Roma

Andreotti e Coronavirus: 7 anni fa la morte dell'uomo che sfidò una pandemia

di Patrizio J. Macci

Il 6 maggio del 2013 la morte di Giulio Andreotti: sette anni dopo, l'Italia travolta da una pandemia come quella Asiatica che il politico affrontò nel 1957

Giulio Andreotti al tempo del Coronavirus ora che sono trascorsi sette anni dalla sua scomparsa. La riflessione è dovuta e per nulla peregrina perché lui una pandemia l’aveva scampata nel 1957, data d’inizio dell’epidemia battezzata Asiatica che si protrasse con diverse ondate per un decennio e che fece otto milioni di contagi.

 

Se dovessimo fare i confronti a parità di infettati, quella che gira adesso si porterebbe via un quarto di milione di persone. Andreotti in quella bufera era già ministro e aveva neanche quarant’anni e giocava a ping pong. Per breve tempo ministro dell'Interno e poi alle Finanze. E’ stato uno dei pochi uomini politici italiani che si poteva mandare all’estero senza avere timore di scivoloni o incomprensioni. “I suoi modi da professore” scrisse Henry Kissinger, “nascondevano una mente politica affilata come un rasoio". Per questo motivo quando qualcosa bolliva in pentola nel Mediterraneo lo chiamava alle cinque del mattino. La sua fu l'ultima politica estera realmente autonoma. Dopo di lui, l’irrilevanza elevata all’ennesima potenza.

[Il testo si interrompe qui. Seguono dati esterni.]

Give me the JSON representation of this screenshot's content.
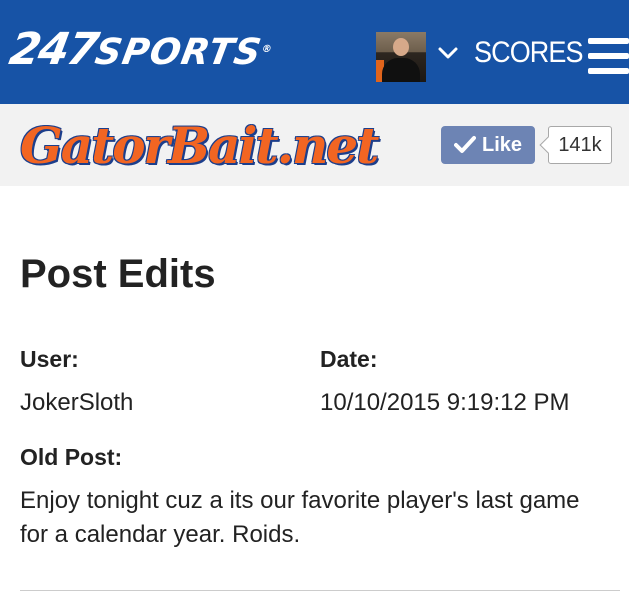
{
  "header": {
    "brand_number": "247",
    "brand_word": "SPORTS",
    "brand_mark": "®",
    "scores_label": "SCORES",
    "avatar_icon": "user-avatar",
    "menu_icon": "hamburger-menu-icon",
    "bg_color": "#1753a6"
  },
  "site": {
    "logo_text": "GatorBait.net",
    "like_label": "Like",
    "like_count": "141k",
    "logo_color": "#f26522",
    "like_color": "#6d84b4"
  },
  "content": {
    "title": "Post Edits",
    "user_label": "User:",
    "user_value": "JokerSloth",
    "date_label": "Date:",
    "date_value": "10/10/2015 9:19:12 PM",
    "old_post_label": "Old Post:",
    "old_post_text": "Enjoy tonight cuz a its our favorite player's last game for a calendar year. Roids."
  }
}
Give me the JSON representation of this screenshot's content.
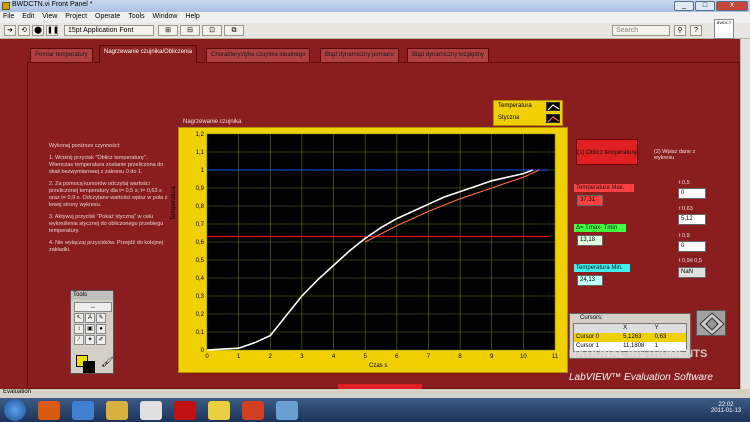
{
  "window": {
    "title": "BWDCTN.vi Front Panel *",
    "buttons": [
      "_",
      "□",
      "X"
    ]
  },
  "menu": [
    "File",
    "Edit",
    "View",
    "Project",
    "Operate",
    "Tools",
    "Window",
    "Help"
  ],
  "toolbar": {
    "font_select": "15pt Application Font",
    "search_placeholder": "Search",
    "help_badge": "BWDCT"
  },
  "tabs": [
    {
      "label": "Pomiar temperatury",
      "active": false
    },
    {
      "label": "Nagrzewanie czujnika/Obliczenia",
      "active": true
    },
    {
      "label": "Charakterystyka czujnika idealnego",
      "active": false
    },
    {
      "label": "Błąd dynamiczny pomiaru",
      "active": false
    },
    {
      "label": "Błąd dynamiczny względny",
      "active": false
    }
  ],
  "instructions": {
    "heading": "Wykonaj poniższe czynności:",
    "steps": [
      "1. Wciśnij przycisk \"Oblicz temperaturę\". Wtenczas temperatura zostanie przeliczona do skali bezwymiarowej z zakresu 0 do 1.",
      "2. Za pomocą kursorów odczytaj wartości przeliczonej temperatury dla t= 0,5 s; t= 0,63 s oraz t= 0,9 s. Odczytane wartości wpisz w pola z lewej strony wykresu.",
      "3. Aktywuj przycisk \"Pokaż styczną\" w celu wykreślenia stycznej do obliczonego przebiegu temperatury.",
      "4. Nie wyłączaj przycisków. Przejdź do kolejnej zakładki."
    ]
  },
  "tools_palette": {
    "title": "Tools",
    "tools": [
      "↔",
      "↖",
      "A",
      "✎",
      "↕",
      "▣",
      "●",
      "⁄",
      "✦",
      "✐"
    ]
  },
  "chart_data": {
    "type": "line",
    "title": "Nagrzewanie czujnika",
    "xlabel": "Czas s",
    "ylabel": "Temperatura",
    "xlim": [
      0,
      11
    ],
    "ylim": [
      0,
      1.2
    ],
    "x_ticks": [
      0,
      1,
      2,
      3,
      4,
      5,
      6,
      7,
      8,
      9,
      10,
      11
    ],
    "y_ticks": [
      "0",
      "0,1",
      "0,2",
      "0,3",
      "0,4",
      "0,5",
      "0,6",
      "0,7",
      "0,8",
      "0,9",
      "1",
      "1,1",
      "1,2"
    ],
    "grid": true,
    "legend_position": "top-right",
    "series": [
      {
        "name": "Temperatura",
        "color": "#ffffff",
        "x": [
          0,
          0.5,
          1,
          1.5,
          2,
          2.5,
          3,
          3.5,
          4,
          4.5,
          5,
          5.5,
          6,
          6.5,
          7,
          7.5,
          8,
          8.5,
          9,
          9.5,
          10,
          10.3
        ],
        "y": [
          0,
          0.005,
          0.01,
          0.04,
          0.08,
          0.19,
          0.3,
          0.39,
          0.47,
          0.55,
          0.62,
          0.68,
          0.73,
          0.77,
          0.81,
          0.85,
          0.88,
          0.91,
          0.94,
          0.96,
          0.98,
          1.0
        ]
      },
      {
        "name": "Styczna",
        "color": "#ff7040",
        "x": [
          5,
          6,
          7,
          8,
          9,
          10,
          10.5
        ],
        "y": [
          0.6,
          0.69,
          0.77,
          0.84,
          0.9,
          0.96,
          1.0
        ]
      },
      {
        "name": "",
        "color": "#2050ff",
        "x": [
          0,
          10.8
        ],
        "y": [
          1,
          1
        ]
      },
      {
        "name": "",
        "color": "#ff0000",
        "x": [
          0,
          10.8
        ],
        "y": [
          0.63,
          0.63
        ]
      }
    ]
  },
  "controls": {
    "oblicz_button": "(1) Oblicz temperaturę",
    "wpisz_label": "(2) Wpisz dane z wykresu",
    "temp_max_label": "Temperatura Max.",
    "temp_max_value": "37,31",
    "delta_label": "Δ= Tmax- Tmin",
    "delta_value": "13,18",
    "temp_min_label": "Temperatura Min.",
    "temp_min_value": "24,13",
    "t05_label": "t 0,5",
    "t05_value": "0",
    "t063_label": "t 0,63",
    "t063_value": "5,12",
    "t09_label": "t 0,9",
    "t09_value": "0",
    "ratio_label": "t 0,9/t 0,5",
    "ratio_value": "NaN"
  },
  "cursors": {
    "title": "Cursors:",
    "headers": [
      "",
      "X",
      "Y"
    ],
    "rows": [
      {
        "name": "Cursor 0",
        "x": "5,1263",
        "y": "0,63"
      },
      {
        "name": "Cursor 1",
        "x": "11,1808",
        "y": "1"
      }
    ]
  },
  "watermark": {
    "line1": "NATIONAL INSTRUMENTS",
    "line2": "LabVIEW™ Evaluation Software"
  },
  "status": {
    "mode": "Evaluation"
  },
  "taskbar": {
    "time": "22:02",
    "date": "2011-01-13"
  },
  "colors": {
    "panel": "#8a1e1e",
    "graph_frame": "#f0d000",
    "temp_max": "#ff4040",
    "delta": "#40ff40",
    "temp_min": "#40f0f0"
  }
}
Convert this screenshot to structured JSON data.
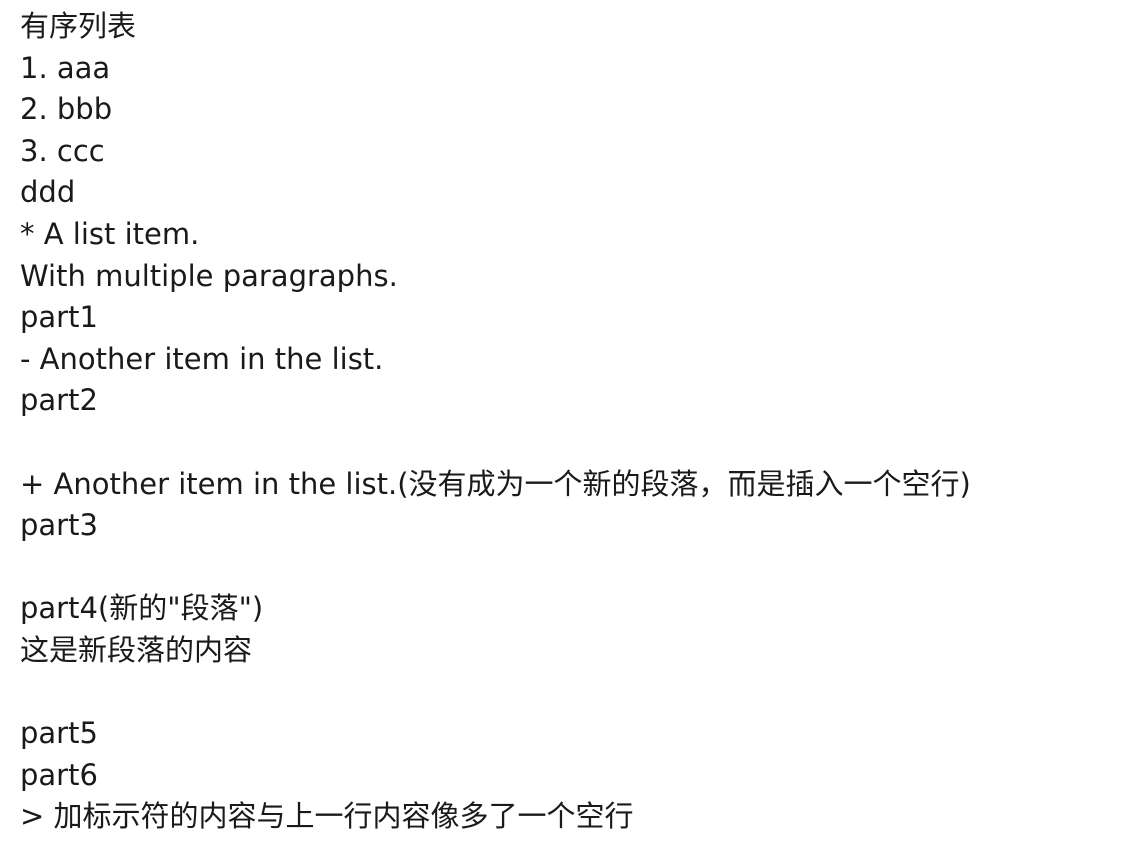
{
  "document": {
    "lines": [
      "有序列表",
      "1. aaa",
      "2. bbb",
      "3. ccc",
      "ddd",
      "* A list item.",
      "With multiple paragraphs.",
      "part1",
      "- Another item in the list.",
      "part2",
      "",
      "+ Another item in the list.(没有成为一个新的段落，而是插入一个空行)",
      "part3",
      "",
      "part4(新的\"段落\")",
      "这是新段落的内容",
      "",
      "part5",
      "part6",
      "> 加标示符的内容与上一行内容像多了一个空行"
    ]
  }
}
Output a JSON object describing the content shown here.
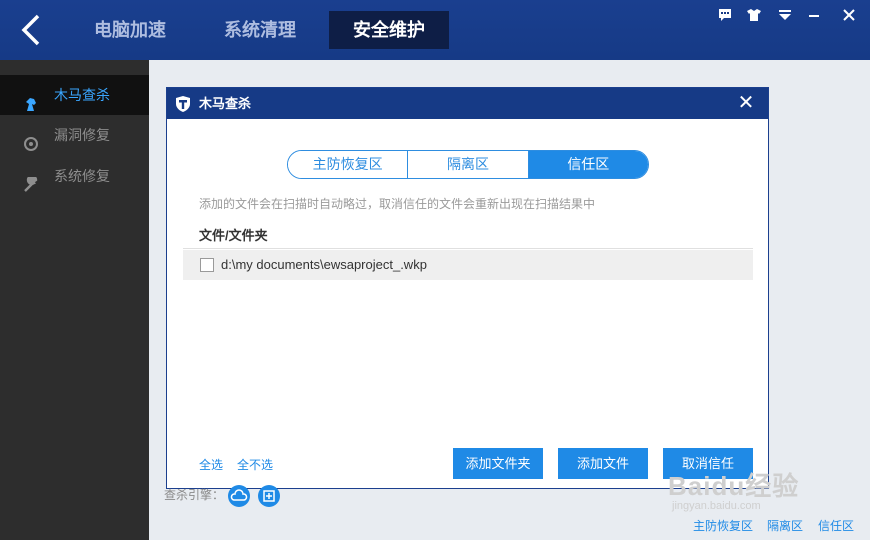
{
  "topbar": {
    "tabs": [
      "电脑加速",
      "系统清理",
      "安全维护"
    ],
    "active_tab": "安全维护"
  },
  "window_controls": [
    "feedback-icon",
    "skin-icon",
    "menu-icon",
    "minimize-icon"
  ],
  "sidebar": {
    "items": [
      {
        "label": "木马查杀",
        "icon": "horse-icon",
        "active": true
      },
      {
        "label": "漏洞修复",
        "icon": "patch-icon",
        "active": false
      },
      {
        "label": "系统修复",
        "icon": "wrench-icon",
        "active": false
      }
    ]
  },
  "dialog": {
    "title": "木马查杀",
    "segments": [
      {
        "label": "主防恢复区",
        "active": false
      },
      {
        "label": "隔离区",
        "active": false
      },
      {
        "label": "信任区",
        "active": true
      }
    ],
    "hint": "添加的文件会在扫描时自动略过，取消信任的文件会重新出现在扫描结果中",
    "column_header": "文件/文件夹",
    "files": [
      {
        "path": "d:\\my documents\\ewsaproject_.wkp",
        "checked": false
      }
    ],
    "select_all": "全选",
    "select_none": "全不选",
    "buttons": {
      "add_folder": "添加文件夹",
      "add_file": "添加文件",
      "untrust": "取消信任"
    }
  },
  "bottom": {
    "engine_label": "查杀引擎：",
    "links": [
      "主防恢复区",
      "隔离区",
      "信任区"
    ]
  },
  "watermark": {
    "text": "Baidu经验",
    "url": "jingyan.baidu.com"
  },
  "colors": {
    "topbar": "#163a86",
    "accent": "#1f8ae6",
    "sidebar": "#2d2d2d"
  }
}
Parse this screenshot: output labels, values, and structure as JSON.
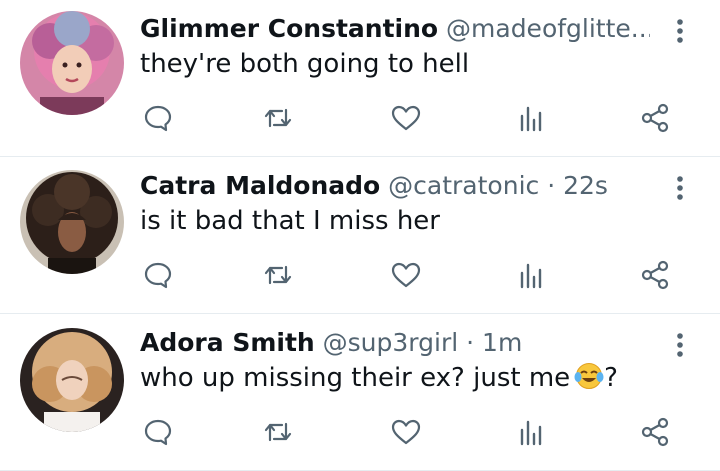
{
  "tweets": [
    {
      "name": "Glimmer Constantino",
      "handle": "@madeofglitte...",
      "dot": "",
      "time": "",
      "text": "they're both going to hell",
      "avatar_bg": "#c96a8e"
    },
    {
      "name": "Catra Maldonado",
      "handle": "@catratonic",
      "dot": "·",
      "time": "22s",
      "text": "is it bad that I miss her",
      "avatar_bg": "#3b2a22"
    },
    {
      "name": "Adora Smith",
      "handle": "@sup3rgirl",
      "dot": "·",
      "time": "1m",
      "text": "who up missing their ex? just me",
      "text_suffix": "?",
      "avatar_bg": "#d9b48a"
    }
  ],
  "icons": {
    "reply": "reply-icon",
    "retweet": "retweet-icon",
    "like": "heart-icon",
    "stats": "analytics-icon",
    "share": "share-icon",
    "more": "more-vertical-icon",
    "emoji": "face-with-tears-of-joy-emoji"
  },
  "colors": {
    "text_primary": "#0f1419",
    "text_secondary": "#536471",
    "icon": "#536471",
    "divider": "#e6ecf0"
  }
}
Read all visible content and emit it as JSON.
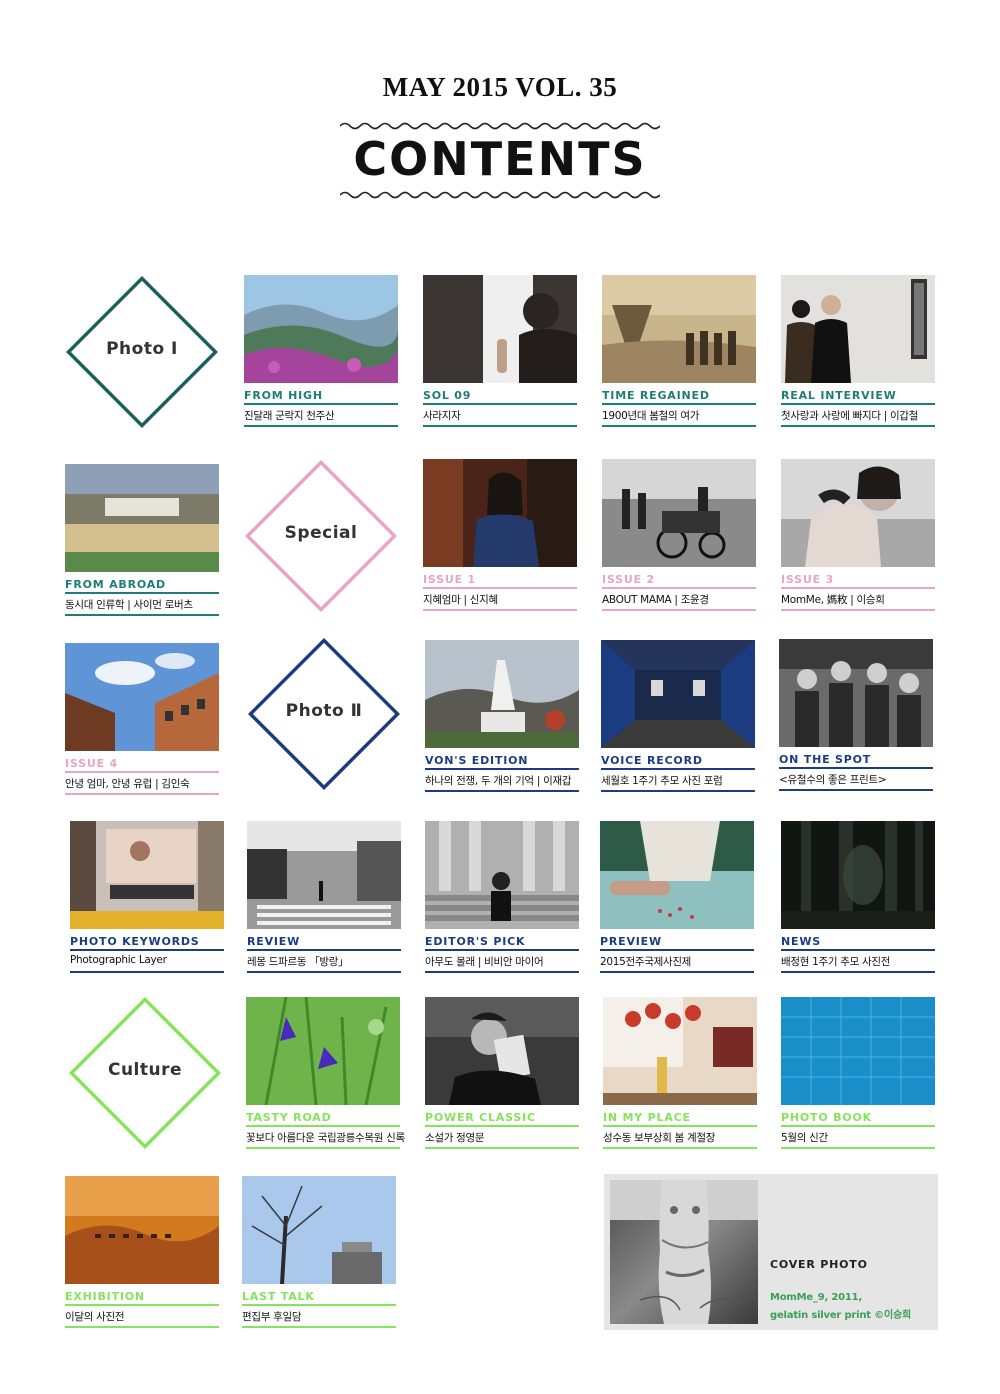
{
  "header": {
    "issue": "MAY 2015 VOL. 35",
    "title": "CONTENTS"
  },
  "sections": [
    {
      "label": "Photo Ⅰ",
      "color": "#1d5f5c"
    },
    {
      "label": "Special",
      "color": "#e7a4c4"
    },
    {
      "label": "Photo Ⅱ",
      "color": "#1c3c82"
    },
    {
      "label": "Culture",
      "color": "#86e35c"
    }
  ],
  "articles": [
    {
      "category": "FROM HIGH",
      "title": "진달래 군락지 천주산",
      "color": "#1e7d74",
      "image": "mountain-landscape"
    },
    {
      "category": "SOL 09",
      "title": "사라지자",
      "color": "#1e7d74",
      "image": "window-silhouette"
    },
    {
      "category": "TIME REGAINED",
      "title": "1900년대 봄철의 여가",
      "color": "#1e7d74",
      "image": "sepia-historic-photo"
    },
    {
      "category": "REAL INTERVIEW",
      "title": "첫사랑과 사랑에 빠지다 | 이갑철",
      "color": "#1e7d74",
      "image": "gallery-people"
    },
    {
      "category": "FROM ABROAD",
      "title": "동시대 인류학 | 사이먼 로버츠",
      "color": "#1e7d74",
      "image": "stadium-aerial"
    },
    {
      "category": "ISSUE 1",
      "title": "지혜엄마 | 신지혜",
      "color": "#e7a4c4",
      "image": "woman-portrait"
    },
    {
      "category": "ISSUE 2",
      "title": "ABOUT MAMA | 조윤경",
      "color": "#e7a4c4",
      "image": "street-bw"
    },
    {
      "category": "ISSUE 3",
      "title": "MomMe, 媽敉 | 이승희",
      "color": "#e7a4c4",
      "image": "mother-embrace"
    },
    {
      "category": "ISSUE 4",
      "title": "안녕 엄마, 안녕 유럽 | 김인숙",
      "color": "#e7a4c4",
      "image": "building-sky"
    },
    {
      "category": "VON'S EDITION",
      "title": "하나의 전쟁, 두 개의 기억 | 이재갑",
      "color": "#1c3c82",
      "image": "war-memorial"
    },
    {
      "category": "VOICE RECORD",
      "title": "세월호 1주기 추모 사진 포럼",
      "color": "#1c3c82",
      "image": "exhibition-hall"
    },
    {
      "category": "ON THE SPOT",
      "title": "<유철수의 좋은 프린트>",
      "color": "#1c3c82",
      "image": "children-bw"
    },
    {
      "category": "PHOTO KEYWORDS",
      "title": "Photographic Layer",
      "color": "#1c3c82",
      "image": "city-billboard"
    },
    {
      "category": "REVIEW",
      "title": "레몽 드파르동 「방랑」",
      "color": "#1c3c82",
      "image": "crosswalk-bw"
    },
    {
      "category": "EDITOR'S PICK",
      "title": "아무도 몰래 | 비비안 마이어",
      "color": "#1c3c82",
      "image": "library-steps-bw"
    },
    {
      "category": "PREVIEW",
      "title": "2015전주국제사진제",
      "color": "#1c3c82",
      "image": "table-petals"
    },
    {
      "category": "NEWS",
      "title": "배정현 1주기 추모 사진전",
      "color": "#1c3c82",
      "image": "dark-forest"
    },
    {
      "category": "TASTY ROAD",
      "title": "꽃보다 아름다운 국립광릉수목원 신록",
      "color": "#86e35c",
      "image": "iris-flowers"
    },
    {
      "category": "POWER CLASSIC",
      "title": "소설가 정영문",
      "color": "#86e35c",
      "image": "man-with-book"
    },
    {
      "category": "IN MY PLACE",
      "title": "성수동 보부상회 봄 계절장",
      "color": "#86e35c",
      "image": "cafe-flowers"
    },
    {
      "category": "PHOTO BOOK",
      "title": "5월의 신간",
      "color": "#86e35c",
      "image": "blue-building"
    },
    {
      "category": "EXHIBITION",
      "title": "이달의 사진전",
      "color": "#86e35c",
      "image": "desert-caravan"
    },
    {
      "category": "LAST TALK",
      "title": "편집부 후일담",
      "color": "#86e35c",
      "image": "tree-sky"
    }
  ],
  "cover": {
    "heading": "COVER PHOTO",
    "caption_line1": "MomMe_9, 2011,",
    "caption_line2": "gelatin silver print ©이승희",
    "image": "cover-bw-figure"
  }
}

Nelle case di pochi italiani c’era una televisione in bianco e nero con venti sfumature di grigio. Sembra di riesumare eventi accaduti un’era geologica fa mentre milioni di italiani si affannano per mettere una pentola sul fuoco e le sedi dei partiti dove bussare per un aiuto non esistono più. In quelle della Democrazia Cristiana, pare per ordine espresso e mai scritto del Divo Giulio, vicino alla scrivania del segretario c’era sempre collocato un armadio che non conteneva cancelleria e neanche materiale elettorale ma generi alimentari e beni di primo consumo da consegnare brevi manu a chiunque si presentasse. Nessuno aveva ancora coniato la parola solidarietà, era semplicemente un aspetto straordinario della cultura democristiana. Qualche maligno ha insinuato che fosse una maniera per tentare di farsi perdonare i peccati in terra per quando fosse stato il redde rationem in cielo.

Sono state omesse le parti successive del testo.